Ans. Ecology is the study of how organisms interact with each other and their environment. The levels of organization in ecology are as follows: 1. Individual level: This refers to the study of a single organism and its interactions with the environment. 2. Population level: This refers to the study of a group of individuals of the same species living in the same area and their interactions with each other and the environment. 3. Community level: This refers to the study of all the living organisms in a particular area and their interactions with each other and the environment. 4. Ecosystem level: This refers to the study of all the living and non-living components of an area and their interactions with each other. 5. Biosphere level: This refers to the study of the entire planet and all its ecosystems.

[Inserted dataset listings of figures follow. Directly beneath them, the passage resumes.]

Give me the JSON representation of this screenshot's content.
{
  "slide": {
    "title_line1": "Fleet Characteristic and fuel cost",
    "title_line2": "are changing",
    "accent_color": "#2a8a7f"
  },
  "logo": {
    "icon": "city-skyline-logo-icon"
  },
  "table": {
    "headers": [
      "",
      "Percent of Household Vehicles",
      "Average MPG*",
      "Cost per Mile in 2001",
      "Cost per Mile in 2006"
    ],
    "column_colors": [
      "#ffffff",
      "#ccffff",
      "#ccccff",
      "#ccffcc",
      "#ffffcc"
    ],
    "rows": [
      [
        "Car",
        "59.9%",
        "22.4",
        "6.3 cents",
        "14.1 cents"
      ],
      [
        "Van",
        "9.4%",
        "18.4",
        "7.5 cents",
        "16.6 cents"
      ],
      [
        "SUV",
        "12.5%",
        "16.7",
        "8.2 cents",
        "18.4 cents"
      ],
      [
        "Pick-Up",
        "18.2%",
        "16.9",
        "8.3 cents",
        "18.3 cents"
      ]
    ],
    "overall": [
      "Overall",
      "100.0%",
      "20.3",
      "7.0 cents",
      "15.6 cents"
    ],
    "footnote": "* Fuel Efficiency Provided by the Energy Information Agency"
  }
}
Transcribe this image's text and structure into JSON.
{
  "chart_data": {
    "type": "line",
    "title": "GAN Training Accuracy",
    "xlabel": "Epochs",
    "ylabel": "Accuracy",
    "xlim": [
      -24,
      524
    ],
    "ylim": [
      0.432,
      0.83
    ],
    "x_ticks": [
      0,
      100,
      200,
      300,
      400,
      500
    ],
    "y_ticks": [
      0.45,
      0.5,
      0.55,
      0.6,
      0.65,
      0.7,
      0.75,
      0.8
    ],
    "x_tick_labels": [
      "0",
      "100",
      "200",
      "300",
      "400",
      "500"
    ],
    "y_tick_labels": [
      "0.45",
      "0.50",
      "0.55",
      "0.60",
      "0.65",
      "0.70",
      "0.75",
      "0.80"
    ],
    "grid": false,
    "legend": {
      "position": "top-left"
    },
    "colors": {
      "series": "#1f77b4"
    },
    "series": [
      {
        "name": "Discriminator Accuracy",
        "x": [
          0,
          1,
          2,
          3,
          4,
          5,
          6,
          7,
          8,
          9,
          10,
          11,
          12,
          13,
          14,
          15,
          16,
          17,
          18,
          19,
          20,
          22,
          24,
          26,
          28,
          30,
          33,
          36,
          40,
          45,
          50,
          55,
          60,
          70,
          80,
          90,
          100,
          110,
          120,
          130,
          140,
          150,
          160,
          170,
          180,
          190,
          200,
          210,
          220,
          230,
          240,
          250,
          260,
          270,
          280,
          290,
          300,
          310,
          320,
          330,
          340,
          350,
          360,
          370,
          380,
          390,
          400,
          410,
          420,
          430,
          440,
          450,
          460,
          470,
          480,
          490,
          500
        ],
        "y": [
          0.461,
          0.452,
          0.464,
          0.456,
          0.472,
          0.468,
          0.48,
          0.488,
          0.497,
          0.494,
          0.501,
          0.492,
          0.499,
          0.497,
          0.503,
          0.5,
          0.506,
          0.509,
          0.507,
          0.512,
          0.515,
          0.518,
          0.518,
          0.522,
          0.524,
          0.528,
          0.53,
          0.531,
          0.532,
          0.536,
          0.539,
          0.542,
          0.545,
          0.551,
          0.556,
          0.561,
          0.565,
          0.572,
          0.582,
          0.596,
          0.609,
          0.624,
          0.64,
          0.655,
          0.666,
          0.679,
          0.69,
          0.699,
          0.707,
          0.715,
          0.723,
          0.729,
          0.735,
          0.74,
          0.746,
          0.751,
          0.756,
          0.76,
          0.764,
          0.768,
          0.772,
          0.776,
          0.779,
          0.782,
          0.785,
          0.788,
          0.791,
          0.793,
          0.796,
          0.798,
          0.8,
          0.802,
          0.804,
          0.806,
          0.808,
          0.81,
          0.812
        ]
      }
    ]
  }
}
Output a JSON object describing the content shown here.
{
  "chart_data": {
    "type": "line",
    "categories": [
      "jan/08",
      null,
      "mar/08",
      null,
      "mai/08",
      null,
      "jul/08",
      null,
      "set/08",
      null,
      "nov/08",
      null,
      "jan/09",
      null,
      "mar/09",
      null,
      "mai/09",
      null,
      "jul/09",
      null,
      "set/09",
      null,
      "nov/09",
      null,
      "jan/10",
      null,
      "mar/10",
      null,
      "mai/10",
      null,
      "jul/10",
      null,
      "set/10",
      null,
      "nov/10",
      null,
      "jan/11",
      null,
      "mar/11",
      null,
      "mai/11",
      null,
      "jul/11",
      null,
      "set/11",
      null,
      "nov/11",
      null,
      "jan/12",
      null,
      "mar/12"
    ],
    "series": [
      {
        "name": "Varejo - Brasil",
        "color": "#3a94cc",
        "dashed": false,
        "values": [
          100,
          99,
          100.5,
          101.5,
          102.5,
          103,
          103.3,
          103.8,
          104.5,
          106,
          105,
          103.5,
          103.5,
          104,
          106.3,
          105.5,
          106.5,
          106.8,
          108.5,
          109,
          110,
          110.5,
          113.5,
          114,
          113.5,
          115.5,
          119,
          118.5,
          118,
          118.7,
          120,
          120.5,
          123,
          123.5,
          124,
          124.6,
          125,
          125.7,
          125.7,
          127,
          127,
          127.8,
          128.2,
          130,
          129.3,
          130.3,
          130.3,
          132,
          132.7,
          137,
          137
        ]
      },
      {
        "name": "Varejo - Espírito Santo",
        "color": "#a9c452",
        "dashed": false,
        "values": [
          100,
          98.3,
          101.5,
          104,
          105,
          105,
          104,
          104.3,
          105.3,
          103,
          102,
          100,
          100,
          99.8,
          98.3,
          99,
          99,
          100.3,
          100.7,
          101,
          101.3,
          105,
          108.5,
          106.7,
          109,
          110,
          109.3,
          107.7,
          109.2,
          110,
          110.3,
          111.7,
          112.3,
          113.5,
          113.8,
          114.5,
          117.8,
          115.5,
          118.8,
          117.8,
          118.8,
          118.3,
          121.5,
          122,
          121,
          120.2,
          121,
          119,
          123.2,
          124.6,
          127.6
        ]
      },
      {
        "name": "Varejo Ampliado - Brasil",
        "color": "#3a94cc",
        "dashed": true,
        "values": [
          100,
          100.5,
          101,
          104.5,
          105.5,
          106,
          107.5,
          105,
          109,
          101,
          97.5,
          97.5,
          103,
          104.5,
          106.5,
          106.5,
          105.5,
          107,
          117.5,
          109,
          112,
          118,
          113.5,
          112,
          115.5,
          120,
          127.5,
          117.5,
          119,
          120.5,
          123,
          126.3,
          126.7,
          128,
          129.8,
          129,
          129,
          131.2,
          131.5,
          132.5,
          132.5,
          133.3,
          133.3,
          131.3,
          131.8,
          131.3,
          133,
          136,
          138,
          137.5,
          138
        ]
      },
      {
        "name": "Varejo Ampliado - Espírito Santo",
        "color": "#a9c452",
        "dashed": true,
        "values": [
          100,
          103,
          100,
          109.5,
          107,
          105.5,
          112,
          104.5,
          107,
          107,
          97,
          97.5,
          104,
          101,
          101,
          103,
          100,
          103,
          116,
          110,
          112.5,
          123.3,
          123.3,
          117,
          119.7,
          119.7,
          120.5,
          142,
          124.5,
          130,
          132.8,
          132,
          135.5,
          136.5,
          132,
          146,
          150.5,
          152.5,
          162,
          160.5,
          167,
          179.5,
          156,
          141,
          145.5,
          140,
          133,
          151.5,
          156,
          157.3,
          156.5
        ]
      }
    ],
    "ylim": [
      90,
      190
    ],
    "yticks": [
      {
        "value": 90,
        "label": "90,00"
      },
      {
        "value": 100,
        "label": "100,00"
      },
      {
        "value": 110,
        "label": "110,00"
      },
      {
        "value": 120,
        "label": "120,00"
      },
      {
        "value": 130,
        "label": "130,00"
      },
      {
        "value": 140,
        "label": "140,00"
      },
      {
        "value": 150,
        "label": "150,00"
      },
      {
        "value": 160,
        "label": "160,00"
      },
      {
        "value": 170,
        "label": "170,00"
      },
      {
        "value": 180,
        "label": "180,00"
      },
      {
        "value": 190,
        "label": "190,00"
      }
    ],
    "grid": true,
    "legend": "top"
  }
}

3. What is the importance of studying ecology?
Ans. Studying ecology is important for many reasons. It helps us understand how living organisms interact with each other and their environment. This knowledge can then be applied to conservation efforts, sustainable resource management, and the prevention of environmental problems such as climate change. Ecology also helps us understand how human activities impact the environment and how we can reduce our negative impact.
4. What is the difference between biotic and abiotic components of the environment?
Ans. Biotic components of the environment refer to all living things such as plants, animals, and microorganisms. Abiotic components of the environment refer to all non-living things such as air, water, soil, and climate. While biotic components are dependent on abiotic components for survival, abiotic components do not require biotic components to exist. Both biotic and abiotic components are interconnected and interact with each other to form an ecosystem.
5. How does the study of ecology relate to the UPSC exam?
Ans. The UPSC exam includes questions on a wide range of topics including ecology. Understanding ecology and the levels of organization in ecosystems is important for various aspects of the exam such as the environment and ecology section of the preliminary exam and the geography section of the mains exam. Additionally, knowledge of ecology is important in general to understand various environmental issues that are relevant to the exam.